Nato a Tricarico, da padre calzolaio e madre casalinga, Rocco ama le sue umili radici, di cui non rinnega nulla. Sceglie comunque di studiare e di dedicarsi sin da giovane alla vita politica: prende la maturità classica e milita nel partito Socialista, avviando anche un’intensa attività sindacale. Convinto delle sue idee, che rivendicano un miglioramento della qualità della vita contadina, di cui ne è testimone oculare, avvia una intensa attività politica in cui il tema principale è il dramma della povertà del sud.
Diventa sindaco di Tricarico a soli ventitré anni e questo avvenimento gli cambia la vita per sempre. I suoi avversari lo accusano di concussione, truffa e associazione a delinquere, per questo viene incarcerato per quarantacinque giorni a Matera.
Quando viene assolto con formula piena, perché le accuse sono infondate, Rocco non è più lo stesso: da questo momento in poi vuole chiudere con la politica e dedicarsi solo alla letteratura.

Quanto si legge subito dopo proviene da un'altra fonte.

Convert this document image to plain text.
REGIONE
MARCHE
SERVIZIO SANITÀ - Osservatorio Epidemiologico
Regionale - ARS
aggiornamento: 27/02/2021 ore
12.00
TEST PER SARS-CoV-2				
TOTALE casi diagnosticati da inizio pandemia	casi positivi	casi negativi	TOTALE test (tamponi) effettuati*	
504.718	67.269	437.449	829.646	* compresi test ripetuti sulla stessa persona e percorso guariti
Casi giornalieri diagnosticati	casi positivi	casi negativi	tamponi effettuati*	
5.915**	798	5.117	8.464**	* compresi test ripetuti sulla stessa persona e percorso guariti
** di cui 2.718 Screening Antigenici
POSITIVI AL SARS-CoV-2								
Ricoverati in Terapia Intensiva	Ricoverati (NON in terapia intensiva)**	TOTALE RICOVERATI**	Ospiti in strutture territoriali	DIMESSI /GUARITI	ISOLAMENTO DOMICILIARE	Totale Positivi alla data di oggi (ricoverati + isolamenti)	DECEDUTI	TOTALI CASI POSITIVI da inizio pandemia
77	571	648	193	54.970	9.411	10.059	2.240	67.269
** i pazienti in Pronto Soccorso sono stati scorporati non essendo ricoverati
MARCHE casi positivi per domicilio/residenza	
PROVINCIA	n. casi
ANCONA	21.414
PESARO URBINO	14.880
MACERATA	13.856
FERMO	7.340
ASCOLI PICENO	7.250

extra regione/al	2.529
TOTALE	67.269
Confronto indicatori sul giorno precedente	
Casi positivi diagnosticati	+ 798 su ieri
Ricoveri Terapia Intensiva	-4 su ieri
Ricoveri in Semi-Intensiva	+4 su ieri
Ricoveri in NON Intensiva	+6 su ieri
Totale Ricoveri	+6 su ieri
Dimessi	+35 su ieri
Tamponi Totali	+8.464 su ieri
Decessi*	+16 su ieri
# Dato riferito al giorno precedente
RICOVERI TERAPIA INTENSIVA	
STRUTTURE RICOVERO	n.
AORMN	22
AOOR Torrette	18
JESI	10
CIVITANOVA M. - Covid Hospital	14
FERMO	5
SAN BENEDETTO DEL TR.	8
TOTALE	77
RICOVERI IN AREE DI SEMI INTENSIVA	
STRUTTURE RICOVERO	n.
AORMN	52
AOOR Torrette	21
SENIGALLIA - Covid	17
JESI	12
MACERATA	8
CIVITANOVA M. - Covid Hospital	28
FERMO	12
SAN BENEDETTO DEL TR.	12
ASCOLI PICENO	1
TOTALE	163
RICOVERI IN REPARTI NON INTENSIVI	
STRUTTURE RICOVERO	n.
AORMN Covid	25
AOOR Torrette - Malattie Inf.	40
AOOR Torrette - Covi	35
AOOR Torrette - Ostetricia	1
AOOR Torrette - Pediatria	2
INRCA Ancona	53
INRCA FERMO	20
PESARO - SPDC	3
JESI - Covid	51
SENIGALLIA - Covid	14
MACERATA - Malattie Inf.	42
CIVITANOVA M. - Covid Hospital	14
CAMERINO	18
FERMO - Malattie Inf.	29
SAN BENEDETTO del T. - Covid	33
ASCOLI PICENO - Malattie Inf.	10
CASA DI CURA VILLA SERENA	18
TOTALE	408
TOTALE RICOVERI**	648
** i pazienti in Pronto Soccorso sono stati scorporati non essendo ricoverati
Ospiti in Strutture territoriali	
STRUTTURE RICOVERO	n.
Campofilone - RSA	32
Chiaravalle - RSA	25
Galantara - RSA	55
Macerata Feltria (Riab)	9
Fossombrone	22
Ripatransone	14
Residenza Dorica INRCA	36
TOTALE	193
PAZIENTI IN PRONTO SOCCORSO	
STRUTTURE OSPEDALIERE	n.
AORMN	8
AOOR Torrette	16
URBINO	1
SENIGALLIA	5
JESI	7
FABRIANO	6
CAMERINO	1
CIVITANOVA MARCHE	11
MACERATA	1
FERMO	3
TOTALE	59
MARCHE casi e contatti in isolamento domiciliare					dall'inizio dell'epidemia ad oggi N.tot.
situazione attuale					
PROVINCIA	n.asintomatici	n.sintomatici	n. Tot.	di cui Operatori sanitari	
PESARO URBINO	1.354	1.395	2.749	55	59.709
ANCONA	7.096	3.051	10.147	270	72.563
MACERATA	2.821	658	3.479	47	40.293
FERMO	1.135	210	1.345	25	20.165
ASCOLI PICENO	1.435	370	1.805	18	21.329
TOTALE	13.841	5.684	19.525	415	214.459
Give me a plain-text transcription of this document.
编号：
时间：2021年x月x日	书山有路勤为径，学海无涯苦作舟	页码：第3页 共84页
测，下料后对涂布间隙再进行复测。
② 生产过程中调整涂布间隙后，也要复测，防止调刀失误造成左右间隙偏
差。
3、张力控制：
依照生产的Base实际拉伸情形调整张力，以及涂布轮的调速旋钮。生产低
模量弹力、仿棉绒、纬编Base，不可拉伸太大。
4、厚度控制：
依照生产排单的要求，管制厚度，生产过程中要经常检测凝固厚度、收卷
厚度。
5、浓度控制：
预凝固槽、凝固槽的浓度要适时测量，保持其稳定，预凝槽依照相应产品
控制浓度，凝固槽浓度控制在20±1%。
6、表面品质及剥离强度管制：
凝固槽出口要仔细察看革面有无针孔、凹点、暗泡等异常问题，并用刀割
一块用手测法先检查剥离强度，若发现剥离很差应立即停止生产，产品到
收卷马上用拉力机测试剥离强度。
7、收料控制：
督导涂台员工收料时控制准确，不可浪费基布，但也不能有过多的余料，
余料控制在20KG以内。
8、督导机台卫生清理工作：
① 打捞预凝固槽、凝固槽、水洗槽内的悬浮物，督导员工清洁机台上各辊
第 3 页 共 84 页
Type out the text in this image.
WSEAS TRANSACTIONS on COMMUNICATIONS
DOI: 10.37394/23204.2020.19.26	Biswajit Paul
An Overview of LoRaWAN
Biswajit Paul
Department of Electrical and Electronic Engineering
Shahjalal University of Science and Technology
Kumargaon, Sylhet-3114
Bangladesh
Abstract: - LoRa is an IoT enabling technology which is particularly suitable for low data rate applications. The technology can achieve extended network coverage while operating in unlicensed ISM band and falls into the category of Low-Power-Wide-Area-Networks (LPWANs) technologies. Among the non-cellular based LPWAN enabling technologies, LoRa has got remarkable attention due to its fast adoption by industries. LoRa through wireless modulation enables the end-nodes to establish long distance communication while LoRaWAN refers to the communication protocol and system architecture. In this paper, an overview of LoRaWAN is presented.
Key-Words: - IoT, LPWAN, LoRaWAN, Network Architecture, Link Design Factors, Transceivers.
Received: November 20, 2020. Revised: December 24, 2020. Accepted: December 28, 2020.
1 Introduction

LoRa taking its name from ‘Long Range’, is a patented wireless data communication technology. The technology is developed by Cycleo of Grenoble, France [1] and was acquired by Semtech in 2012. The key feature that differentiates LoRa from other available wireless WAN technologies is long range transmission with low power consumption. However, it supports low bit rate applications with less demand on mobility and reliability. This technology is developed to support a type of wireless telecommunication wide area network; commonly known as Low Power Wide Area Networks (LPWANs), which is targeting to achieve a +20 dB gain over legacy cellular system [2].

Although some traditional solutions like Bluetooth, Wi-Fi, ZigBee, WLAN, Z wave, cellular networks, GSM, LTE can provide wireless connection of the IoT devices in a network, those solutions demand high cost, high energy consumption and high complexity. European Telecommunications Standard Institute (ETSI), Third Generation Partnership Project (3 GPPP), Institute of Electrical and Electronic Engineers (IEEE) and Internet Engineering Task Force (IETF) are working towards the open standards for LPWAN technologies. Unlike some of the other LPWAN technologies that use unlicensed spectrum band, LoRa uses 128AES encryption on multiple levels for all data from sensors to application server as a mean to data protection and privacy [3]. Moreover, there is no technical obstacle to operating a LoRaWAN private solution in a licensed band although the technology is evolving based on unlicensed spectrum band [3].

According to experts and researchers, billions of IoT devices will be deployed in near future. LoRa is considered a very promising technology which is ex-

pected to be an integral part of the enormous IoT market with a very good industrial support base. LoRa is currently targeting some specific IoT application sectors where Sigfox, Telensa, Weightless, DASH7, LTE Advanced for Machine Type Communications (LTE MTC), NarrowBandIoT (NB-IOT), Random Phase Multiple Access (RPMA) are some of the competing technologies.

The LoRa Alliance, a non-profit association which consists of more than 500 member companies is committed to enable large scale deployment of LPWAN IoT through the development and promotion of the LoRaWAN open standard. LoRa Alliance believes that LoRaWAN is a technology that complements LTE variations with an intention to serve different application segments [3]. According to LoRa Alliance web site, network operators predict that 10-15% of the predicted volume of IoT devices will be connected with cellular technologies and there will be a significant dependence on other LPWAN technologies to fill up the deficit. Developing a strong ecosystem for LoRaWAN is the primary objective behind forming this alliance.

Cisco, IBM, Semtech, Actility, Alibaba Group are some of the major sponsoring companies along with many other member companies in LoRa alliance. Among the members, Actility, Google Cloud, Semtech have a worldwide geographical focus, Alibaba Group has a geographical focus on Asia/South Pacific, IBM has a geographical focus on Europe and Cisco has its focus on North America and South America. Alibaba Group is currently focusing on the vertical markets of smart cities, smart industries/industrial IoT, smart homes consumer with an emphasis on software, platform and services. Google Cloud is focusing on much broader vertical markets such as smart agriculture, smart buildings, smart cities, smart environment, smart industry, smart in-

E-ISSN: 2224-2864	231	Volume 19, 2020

Dall’esperienza in carcere nasce il libro autobiografico “L’uva puttanella”: poesie autentiche (oltre cento composizioni), che raccontano la vita contadina, non più col piglio politico ma col cuore del poeta. Si dedica anche alla stesura di opere teatrali, romanzi e racconti.
La casa editrice Einaudi gli chiede di realizzare un documentario sulla popolazione e sulla vita nel sud Italia, che però non riesce a completare: un infarto, infatti, lo uccide quando è ancora giovane e pieno di idee.
Quelle stesse idee che Carlo Levi, suo grande ammiratore, farà pubblicare e grazie alle quali, nel 1954, Rocco Scotellaro vincerà il Premio Viareggio e il Premio San Pellegrino.